Gold Fields Limited (ADR) (NYSE:GFI) Stocks Slide In Spite Of Australian Acquisition


Dallas, Texas 10/16/2013 (Financialstrend) – Gold Fields Limited (ADR) (NYSE:GFI) is a Johannesburg, South Africa based gold mining company. On October 1, it had filed a SEC filing which announced acquisition of Australia based gold mining property Yilgarn South Assest. This gold mining portfolio includes three independent mines named “Granny Smith, Lawlers and Darlot”.  GFI has entered into a purchase agreement with Barrick Gold Corporation for a sale consideration of $270 million.

50% of the $270 million will be paid out in the form of 28.7 million common shares of GFI.  The reminder $135 million will be satisfied via the cash and other investments which GFI has on its book. The $135 million will include the $30 million that GFI has paid Barrick as deposit amount on signing of the sale agreement. Nick Holland, Chief Executive Officer of Gold Fields has been quoted to have commented that “We are pleased to have completed this acquisition of in-production ounces. Today we commenced integrating these assets with our existing operations in Western Australia where Gold Fields now has five active mines.”

GFI has gone on to give a forecast guidance of addition of 400,000 ounces to its annual production from all its operations. Post the acquisition, Gold Field’s production mines would be spread across multiple regions. Australia would yield 42% while Ghana yields 33% as per data released by GFI. South Africa accounts for close to 12% of the firms gold production.

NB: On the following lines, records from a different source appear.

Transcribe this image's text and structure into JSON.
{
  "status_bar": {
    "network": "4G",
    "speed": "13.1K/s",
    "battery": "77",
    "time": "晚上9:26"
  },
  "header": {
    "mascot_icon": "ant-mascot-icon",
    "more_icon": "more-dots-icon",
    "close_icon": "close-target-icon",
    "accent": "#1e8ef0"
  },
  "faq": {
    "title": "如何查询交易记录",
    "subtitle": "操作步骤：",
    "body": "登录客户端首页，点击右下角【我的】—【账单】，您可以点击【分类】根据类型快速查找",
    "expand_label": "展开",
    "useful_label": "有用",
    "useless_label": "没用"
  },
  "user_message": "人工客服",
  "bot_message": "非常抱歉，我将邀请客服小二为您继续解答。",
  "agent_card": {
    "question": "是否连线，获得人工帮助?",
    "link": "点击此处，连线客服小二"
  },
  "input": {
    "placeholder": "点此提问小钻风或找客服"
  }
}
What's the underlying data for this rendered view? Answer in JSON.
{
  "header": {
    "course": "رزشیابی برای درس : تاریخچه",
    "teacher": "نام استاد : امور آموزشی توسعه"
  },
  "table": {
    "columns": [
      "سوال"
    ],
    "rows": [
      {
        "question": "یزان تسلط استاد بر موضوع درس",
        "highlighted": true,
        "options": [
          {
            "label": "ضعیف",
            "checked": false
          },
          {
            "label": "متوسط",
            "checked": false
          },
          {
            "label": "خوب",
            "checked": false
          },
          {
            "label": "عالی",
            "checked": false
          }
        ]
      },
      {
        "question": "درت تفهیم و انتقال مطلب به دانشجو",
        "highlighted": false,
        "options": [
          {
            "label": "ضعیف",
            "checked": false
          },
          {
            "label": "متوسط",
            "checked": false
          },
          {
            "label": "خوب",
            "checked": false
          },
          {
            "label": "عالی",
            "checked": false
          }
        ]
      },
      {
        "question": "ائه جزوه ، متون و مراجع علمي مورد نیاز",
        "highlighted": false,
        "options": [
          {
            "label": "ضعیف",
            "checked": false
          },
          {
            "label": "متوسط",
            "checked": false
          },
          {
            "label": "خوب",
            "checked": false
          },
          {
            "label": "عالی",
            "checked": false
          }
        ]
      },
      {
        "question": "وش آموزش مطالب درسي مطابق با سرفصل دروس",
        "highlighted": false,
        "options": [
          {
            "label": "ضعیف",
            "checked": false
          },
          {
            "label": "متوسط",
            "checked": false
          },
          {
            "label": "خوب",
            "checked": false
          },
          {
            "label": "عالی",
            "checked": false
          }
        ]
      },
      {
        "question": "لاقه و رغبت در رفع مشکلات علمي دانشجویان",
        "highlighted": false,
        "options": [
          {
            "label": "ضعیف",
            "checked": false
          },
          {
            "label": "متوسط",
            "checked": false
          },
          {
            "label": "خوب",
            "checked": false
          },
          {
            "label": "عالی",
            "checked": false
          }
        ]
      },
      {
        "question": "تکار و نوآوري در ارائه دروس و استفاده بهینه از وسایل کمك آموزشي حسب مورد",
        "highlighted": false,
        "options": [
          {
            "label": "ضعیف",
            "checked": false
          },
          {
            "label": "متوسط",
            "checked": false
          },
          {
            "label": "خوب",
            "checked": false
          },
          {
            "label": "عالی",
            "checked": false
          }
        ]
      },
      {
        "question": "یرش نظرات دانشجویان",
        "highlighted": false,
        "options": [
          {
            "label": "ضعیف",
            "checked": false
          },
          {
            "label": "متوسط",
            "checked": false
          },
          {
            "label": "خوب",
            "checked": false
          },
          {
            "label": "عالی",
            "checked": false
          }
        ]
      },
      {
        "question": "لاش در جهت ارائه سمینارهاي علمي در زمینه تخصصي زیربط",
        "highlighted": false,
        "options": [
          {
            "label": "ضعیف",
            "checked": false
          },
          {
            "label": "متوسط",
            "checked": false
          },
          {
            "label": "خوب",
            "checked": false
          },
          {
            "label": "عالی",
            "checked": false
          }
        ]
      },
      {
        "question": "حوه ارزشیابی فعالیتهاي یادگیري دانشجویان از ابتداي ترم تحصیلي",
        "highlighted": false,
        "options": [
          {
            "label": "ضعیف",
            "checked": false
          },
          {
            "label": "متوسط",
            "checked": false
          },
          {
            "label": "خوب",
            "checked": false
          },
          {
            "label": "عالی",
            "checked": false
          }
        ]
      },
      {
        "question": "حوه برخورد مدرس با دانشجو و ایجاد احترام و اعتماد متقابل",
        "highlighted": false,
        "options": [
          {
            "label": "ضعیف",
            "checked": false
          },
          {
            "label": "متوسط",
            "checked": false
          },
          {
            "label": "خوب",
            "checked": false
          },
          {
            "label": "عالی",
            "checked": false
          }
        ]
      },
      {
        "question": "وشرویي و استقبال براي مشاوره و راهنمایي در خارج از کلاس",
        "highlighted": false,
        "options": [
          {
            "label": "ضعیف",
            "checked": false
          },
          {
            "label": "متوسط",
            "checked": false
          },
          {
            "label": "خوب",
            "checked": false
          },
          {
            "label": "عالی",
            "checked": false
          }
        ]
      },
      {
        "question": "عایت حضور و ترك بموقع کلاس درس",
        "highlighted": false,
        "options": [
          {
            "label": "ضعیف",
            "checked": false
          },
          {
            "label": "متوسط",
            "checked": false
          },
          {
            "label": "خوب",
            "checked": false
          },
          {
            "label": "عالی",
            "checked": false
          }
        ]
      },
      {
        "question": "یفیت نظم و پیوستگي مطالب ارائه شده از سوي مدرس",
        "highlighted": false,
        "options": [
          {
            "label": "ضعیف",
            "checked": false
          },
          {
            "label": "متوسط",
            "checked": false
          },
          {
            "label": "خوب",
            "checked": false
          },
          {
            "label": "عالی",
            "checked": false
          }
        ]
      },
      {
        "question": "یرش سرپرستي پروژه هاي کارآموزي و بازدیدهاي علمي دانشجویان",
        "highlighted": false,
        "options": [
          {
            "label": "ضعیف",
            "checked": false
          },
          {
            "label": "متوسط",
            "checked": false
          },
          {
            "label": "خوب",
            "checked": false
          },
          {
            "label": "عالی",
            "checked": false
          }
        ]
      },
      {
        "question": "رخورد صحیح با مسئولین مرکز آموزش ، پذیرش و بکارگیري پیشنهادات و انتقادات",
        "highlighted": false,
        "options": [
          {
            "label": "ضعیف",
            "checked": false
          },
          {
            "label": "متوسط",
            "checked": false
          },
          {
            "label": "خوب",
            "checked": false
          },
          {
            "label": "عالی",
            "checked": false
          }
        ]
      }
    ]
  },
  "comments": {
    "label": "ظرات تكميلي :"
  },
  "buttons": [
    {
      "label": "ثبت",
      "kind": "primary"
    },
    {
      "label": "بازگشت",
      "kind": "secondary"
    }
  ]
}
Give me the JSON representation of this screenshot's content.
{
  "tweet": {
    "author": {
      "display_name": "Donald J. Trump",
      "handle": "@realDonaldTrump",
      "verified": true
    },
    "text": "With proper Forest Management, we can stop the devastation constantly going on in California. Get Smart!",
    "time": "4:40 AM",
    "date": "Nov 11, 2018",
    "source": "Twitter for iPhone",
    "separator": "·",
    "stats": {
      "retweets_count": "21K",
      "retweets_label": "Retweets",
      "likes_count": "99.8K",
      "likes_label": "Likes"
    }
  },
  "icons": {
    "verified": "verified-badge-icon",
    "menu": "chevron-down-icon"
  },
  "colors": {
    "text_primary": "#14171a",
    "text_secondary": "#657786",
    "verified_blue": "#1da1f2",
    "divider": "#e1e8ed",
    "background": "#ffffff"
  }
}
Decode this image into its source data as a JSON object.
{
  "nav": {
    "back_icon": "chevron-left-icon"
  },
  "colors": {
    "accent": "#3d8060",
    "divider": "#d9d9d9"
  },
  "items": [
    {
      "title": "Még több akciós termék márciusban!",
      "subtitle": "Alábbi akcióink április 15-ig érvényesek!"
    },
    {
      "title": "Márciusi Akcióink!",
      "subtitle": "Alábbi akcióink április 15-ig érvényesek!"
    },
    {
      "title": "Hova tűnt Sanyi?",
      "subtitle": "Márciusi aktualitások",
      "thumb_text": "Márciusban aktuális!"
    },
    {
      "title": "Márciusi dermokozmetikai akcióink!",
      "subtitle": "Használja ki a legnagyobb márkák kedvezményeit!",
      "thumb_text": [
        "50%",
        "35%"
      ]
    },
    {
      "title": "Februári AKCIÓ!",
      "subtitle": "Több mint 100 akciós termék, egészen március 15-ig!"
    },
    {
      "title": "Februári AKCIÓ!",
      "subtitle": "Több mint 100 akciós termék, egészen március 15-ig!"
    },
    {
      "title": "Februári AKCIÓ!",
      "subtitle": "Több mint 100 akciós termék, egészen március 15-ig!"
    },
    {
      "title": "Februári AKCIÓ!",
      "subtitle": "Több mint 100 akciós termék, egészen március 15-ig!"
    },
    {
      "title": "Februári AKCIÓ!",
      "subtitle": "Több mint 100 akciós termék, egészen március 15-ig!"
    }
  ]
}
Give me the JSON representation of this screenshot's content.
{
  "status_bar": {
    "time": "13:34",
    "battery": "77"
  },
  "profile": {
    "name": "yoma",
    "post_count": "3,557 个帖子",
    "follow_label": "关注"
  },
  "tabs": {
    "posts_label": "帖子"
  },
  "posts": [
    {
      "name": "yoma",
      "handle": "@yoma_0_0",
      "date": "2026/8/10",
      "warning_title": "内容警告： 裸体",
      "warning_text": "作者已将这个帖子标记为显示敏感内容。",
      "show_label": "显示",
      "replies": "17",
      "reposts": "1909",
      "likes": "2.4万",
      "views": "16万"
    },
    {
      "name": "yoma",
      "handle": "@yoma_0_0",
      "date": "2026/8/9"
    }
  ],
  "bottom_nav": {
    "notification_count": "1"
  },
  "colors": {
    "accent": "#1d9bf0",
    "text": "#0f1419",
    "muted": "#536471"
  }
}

In spite of these positive tidings the stock of GFI has shed close to 3% over the past week’s trading and is down 19.8% in value over the past 90 days. GFI is not alone in seeing its valuation dissipate. Most other gold mining companies have lost market value due to the sudden dip in gold futures prices over the past couple of days. When trading began on October 15, the stock started to slide and had shed close to 1.6% in value from its day starting price of $2.35 per share.